Je laisse à d’autres le soin de faire admirer les angles égaux au sommet que la lumière forme dans notre cornée, les réfractions qu’elle éprouve dans l’uvée, dans le cristallin, les tableaux qu’elle trace sur la rétine. Qu’ils célèbrent la conque de l'oreille, l’os pierreux, le tambour, le tympan et sa corde, le marteau, l’enclume, et l’étrier ; et qu’après avoir examiné tous ces instruments de l’ouïe ils ignorent profondément comme on peut entendre.

Qu’on dissèque mille cerveaux sans pouvoir jamais soupçonner par quels ressorts il s’y formera une pensée.

Je laisse Borelli[1] attribuer au cœur une force de quatre-vingt mille livres, que Keill[2] réduit à cinq onces. Je laisse Hecquet[3] faire de l’estomac un moulin, et Van Helmont[4] un laboratoire de chimie.

Je m’arrête à considérer, avec autant de reconnaissance que d’étonnement, la multiplicité, la finesse, la force, la souplesse, la proportion des ressorts par lesquels nous avons reçu et nous donnons la vie.

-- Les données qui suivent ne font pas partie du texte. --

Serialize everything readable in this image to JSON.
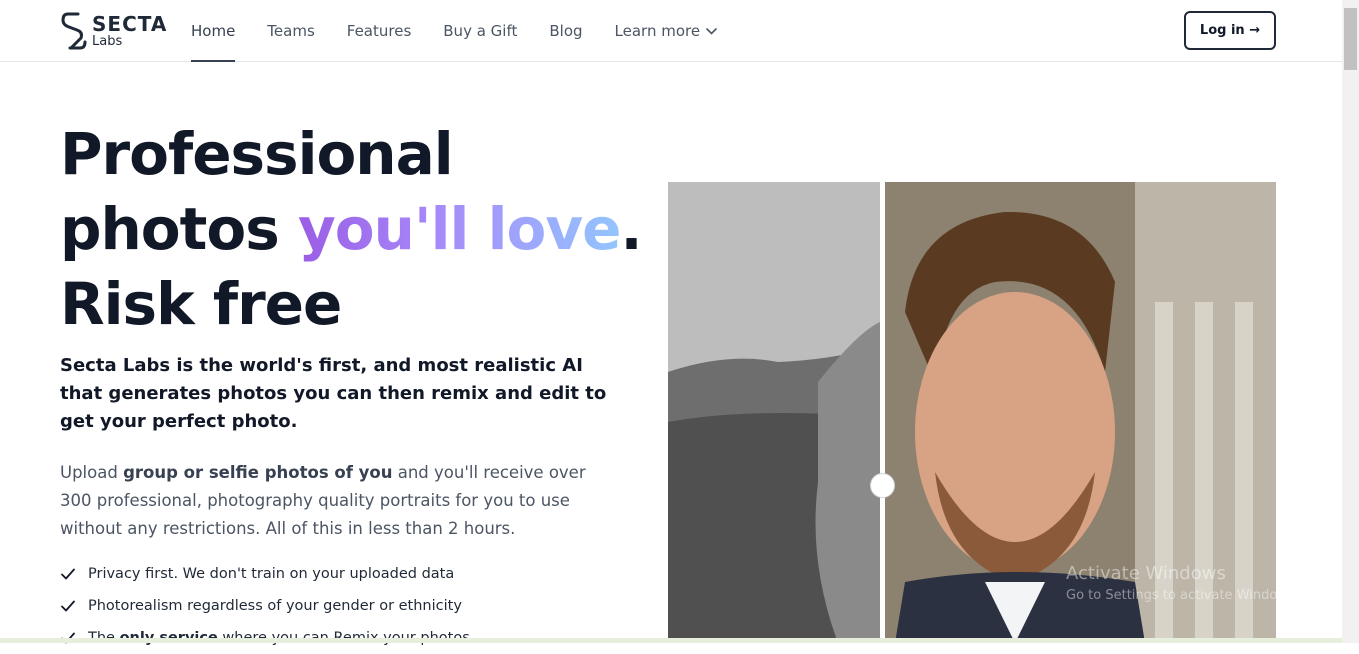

Dépouillez ces organes de la chair qui les couvre et des accompagnements qui les environnent, regardez-les avec des yeux d’un anatomiste : ils vous font horreur. Mais les deux sexes, dans la jeunesse, ne les voient qu’avec les yeux de la volupté ; ils parlent à votre imagination, ils l’embrasent, ils se gravent dans votre mémoire. Un nerf part du cerveau, il tourne auprès des yeux, de la bouche, et passe auprès du cœur, il descend aux organes de la génération, et de là vient que les regards sont les avant-coureurs de la jouissance.

Si dans cette jouissance vous saviez ce que vous faites, si vous étiez assez malheureux pour vous occuper du prodigieux artifice de la génération, de cette mécanique admirable de leviers, de cette contraction de fibres, de cette filtration de liqueurs, vous ne pourriez consommer les vues de la nature ; vous trahiriez le grand Être, qui vous a donné les organes de la génération pour la produire et non pour la connaître. Vous lui obéissez en aveugle, et plus vous êtes ignorant, mieux vous le servez. Vous n’en savez

  1. Physiologiste, né en 1608, mort en 1679. Auteur de l’ouvrage intitulé De Motu animalium, 1680.
  2. Frère du célèbre mathématicien Jean Keill.
  3. Médecin, né en 1661, mort en 1737, auteur De la Digestion et des Maladies de l’estomac. C’est lui que Le Sage a désigné sous le nom du docteur Sangrado.
  4. Né en 1577, mort en 1644. Il admettait deux principes vitaux, dont l’un avait son siège dans l’estomac, et l’autre dans la rate.